What many people don’t know, including myself until I crossed it while on a speaking trip a year ago, is that one upper fork of the Eleven Point reaches back all the way to Willow Springs. It’s easily forty miles as the crow flies from Willow Springs to Greer, and given the twists and turns of the river, probably twice as much in river miles.

Not only is the Eleven Point a mere creek, it’s what hydrologists call a “lost” stream. A significant percentage of its water disappears as it flows southeast toward Greer, and sometimes the streambed is little more than dry gravel. Of course, that water doesn’t really disappear; it goes underground, into the many unseen rivers that flow beneath the Ozarks. This underground network of flowing water is what gives the region its many sinkholes and caves, as ground and rock give way to water.

In March, Ken Midkiff of the Sierra Club called our attention to a 33-tank petroleum storage facility in Willow Springs, very near the Eleven Point, that has little or no protection against contamination of the stream if those tanks should ever leak or seep. His article appeared in the Columbia Heart Beat blog. Now, the St. Louis Post-Dispatch has picked up the story, in an article by Jack Suntrup.
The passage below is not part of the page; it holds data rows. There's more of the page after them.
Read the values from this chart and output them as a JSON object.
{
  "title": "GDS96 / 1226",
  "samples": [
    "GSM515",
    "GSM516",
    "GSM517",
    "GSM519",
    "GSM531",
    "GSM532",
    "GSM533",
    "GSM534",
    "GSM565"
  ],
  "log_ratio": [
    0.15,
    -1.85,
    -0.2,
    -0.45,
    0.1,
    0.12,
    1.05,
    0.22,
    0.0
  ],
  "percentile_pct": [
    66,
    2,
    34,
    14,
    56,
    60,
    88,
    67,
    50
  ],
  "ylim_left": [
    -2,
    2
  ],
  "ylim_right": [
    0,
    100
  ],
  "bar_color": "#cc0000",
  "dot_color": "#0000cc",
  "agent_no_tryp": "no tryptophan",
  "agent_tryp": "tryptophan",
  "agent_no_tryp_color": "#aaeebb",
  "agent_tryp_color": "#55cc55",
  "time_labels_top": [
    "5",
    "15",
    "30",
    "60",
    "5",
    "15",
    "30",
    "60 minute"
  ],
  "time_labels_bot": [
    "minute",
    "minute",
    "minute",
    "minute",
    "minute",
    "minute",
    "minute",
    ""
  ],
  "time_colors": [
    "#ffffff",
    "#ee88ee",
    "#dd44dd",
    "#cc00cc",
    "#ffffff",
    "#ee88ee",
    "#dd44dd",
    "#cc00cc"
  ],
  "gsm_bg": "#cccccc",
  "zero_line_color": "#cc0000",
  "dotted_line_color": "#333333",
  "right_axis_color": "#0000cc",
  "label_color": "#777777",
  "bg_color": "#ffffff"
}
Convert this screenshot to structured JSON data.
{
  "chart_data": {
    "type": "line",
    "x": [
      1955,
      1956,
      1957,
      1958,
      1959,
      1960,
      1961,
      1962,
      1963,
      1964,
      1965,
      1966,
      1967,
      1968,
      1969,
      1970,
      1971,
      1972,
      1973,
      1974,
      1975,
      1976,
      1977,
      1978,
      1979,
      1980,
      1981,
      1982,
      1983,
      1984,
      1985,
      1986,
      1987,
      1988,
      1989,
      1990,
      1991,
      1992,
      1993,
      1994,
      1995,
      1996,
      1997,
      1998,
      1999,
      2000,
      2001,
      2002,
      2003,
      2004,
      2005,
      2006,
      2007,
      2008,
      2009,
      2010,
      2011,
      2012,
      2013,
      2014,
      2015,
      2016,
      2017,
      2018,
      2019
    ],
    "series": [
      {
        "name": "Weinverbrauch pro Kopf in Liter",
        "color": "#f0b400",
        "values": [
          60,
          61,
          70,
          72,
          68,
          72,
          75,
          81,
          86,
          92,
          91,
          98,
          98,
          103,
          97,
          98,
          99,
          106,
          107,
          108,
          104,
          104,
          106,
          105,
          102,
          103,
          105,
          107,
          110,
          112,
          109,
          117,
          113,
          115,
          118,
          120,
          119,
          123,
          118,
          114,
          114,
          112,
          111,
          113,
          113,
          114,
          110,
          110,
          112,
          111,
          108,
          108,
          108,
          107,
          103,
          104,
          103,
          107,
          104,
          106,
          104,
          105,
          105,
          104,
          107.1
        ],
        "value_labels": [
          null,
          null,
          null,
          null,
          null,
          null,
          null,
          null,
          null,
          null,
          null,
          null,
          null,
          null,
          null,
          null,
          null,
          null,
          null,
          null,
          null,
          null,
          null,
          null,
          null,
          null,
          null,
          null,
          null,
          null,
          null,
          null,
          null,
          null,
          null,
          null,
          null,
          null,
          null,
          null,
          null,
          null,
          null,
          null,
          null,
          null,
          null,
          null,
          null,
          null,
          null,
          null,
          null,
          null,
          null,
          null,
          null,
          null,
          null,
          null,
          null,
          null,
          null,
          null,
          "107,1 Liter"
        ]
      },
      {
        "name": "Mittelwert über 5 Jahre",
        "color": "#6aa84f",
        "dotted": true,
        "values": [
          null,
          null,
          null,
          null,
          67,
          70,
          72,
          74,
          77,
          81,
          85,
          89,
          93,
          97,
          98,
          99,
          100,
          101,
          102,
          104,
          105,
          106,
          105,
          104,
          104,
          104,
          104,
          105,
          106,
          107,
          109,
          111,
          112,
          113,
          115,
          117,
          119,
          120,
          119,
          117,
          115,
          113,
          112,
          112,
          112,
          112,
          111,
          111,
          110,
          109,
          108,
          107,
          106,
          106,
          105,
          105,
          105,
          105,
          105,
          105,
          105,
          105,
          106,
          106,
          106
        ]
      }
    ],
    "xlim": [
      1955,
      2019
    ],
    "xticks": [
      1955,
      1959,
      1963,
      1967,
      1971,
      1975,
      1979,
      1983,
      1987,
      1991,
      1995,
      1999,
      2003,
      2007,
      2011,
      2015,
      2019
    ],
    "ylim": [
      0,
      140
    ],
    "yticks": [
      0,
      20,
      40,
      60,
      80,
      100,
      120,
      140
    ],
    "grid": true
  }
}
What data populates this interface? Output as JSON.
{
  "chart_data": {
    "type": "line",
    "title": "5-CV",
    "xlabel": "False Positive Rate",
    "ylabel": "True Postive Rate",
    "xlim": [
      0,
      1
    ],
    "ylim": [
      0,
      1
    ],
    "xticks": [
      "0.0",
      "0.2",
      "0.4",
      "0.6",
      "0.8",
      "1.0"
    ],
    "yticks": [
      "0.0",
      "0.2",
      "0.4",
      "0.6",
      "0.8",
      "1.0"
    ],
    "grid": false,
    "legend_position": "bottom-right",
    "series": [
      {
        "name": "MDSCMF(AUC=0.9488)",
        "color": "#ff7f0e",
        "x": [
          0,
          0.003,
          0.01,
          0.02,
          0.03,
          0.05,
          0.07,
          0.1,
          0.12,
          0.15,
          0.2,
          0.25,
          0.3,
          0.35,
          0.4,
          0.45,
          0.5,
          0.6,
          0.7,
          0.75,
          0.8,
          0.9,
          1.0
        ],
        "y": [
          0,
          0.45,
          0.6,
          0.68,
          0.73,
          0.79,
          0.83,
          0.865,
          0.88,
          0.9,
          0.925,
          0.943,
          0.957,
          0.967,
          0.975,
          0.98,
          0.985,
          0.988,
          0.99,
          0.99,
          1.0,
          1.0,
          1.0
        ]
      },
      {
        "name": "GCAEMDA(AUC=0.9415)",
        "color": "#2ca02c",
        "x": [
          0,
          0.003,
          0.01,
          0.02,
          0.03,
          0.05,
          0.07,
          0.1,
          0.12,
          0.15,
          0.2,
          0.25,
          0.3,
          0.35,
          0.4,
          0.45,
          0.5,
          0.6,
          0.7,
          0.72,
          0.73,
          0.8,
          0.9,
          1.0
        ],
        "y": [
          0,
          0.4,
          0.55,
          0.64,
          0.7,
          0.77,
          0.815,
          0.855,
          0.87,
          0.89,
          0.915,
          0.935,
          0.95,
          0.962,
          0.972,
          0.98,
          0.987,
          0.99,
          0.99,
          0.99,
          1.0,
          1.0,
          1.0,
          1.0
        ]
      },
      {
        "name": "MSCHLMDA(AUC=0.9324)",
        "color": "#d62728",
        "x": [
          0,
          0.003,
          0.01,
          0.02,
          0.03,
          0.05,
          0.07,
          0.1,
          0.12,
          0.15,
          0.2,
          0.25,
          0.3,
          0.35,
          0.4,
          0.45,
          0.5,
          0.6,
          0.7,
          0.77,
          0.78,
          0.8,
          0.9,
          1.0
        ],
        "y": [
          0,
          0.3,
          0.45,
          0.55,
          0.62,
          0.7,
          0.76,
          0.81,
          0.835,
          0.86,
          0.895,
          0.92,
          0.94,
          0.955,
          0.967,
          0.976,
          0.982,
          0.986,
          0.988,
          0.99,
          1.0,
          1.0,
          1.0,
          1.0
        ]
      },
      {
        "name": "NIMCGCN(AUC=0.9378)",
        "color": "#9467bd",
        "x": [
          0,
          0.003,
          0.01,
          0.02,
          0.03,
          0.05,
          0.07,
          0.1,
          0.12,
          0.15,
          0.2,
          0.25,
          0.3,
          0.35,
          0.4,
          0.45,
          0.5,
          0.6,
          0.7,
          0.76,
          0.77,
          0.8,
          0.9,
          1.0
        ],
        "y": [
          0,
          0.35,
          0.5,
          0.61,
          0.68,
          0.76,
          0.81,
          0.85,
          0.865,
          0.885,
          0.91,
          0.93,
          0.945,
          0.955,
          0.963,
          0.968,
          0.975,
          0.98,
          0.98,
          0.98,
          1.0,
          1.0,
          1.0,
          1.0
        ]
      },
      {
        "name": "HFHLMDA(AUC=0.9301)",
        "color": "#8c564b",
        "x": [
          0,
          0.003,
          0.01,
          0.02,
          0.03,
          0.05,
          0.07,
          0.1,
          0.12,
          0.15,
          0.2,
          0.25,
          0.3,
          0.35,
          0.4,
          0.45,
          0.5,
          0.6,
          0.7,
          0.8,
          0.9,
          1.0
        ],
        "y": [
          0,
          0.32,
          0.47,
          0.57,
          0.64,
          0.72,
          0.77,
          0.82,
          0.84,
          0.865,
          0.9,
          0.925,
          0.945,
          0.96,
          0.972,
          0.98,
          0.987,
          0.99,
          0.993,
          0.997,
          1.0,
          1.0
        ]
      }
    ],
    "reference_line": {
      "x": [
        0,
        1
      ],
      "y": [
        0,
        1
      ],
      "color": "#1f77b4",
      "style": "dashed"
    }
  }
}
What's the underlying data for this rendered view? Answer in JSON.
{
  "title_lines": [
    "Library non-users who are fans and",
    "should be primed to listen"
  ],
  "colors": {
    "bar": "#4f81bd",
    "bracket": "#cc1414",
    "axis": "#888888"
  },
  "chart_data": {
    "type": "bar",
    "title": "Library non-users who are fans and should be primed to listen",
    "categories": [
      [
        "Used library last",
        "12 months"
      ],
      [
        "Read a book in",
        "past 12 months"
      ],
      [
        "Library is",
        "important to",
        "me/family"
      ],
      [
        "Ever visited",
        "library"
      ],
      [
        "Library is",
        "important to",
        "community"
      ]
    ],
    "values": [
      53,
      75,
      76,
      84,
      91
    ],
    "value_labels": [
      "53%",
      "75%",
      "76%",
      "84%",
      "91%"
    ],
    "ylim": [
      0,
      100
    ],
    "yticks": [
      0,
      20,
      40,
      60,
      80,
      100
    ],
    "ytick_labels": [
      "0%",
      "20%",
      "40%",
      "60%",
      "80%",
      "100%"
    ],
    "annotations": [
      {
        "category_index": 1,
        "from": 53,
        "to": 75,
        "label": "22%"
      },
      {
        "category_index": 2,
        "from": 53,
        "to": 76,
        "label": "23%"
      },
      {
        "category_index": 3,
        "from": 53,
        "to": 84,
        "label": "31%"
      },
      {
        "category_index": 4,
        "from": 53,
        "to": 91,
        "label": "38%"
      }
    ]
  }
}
Willow Springs, Missouri, is not the Chemical Valley of West Virginia, despite the somewhat alarmist comparisons. But on the “better safe than sorry” side, it only makes sense that the EPA should inspect this tank farm and prescribe whatever safety remedies it deems necessary. As the good folks of West Virginia have learned, it’s a lot easier to protect your watershed before a disaster than to try to clean up and restore afterward.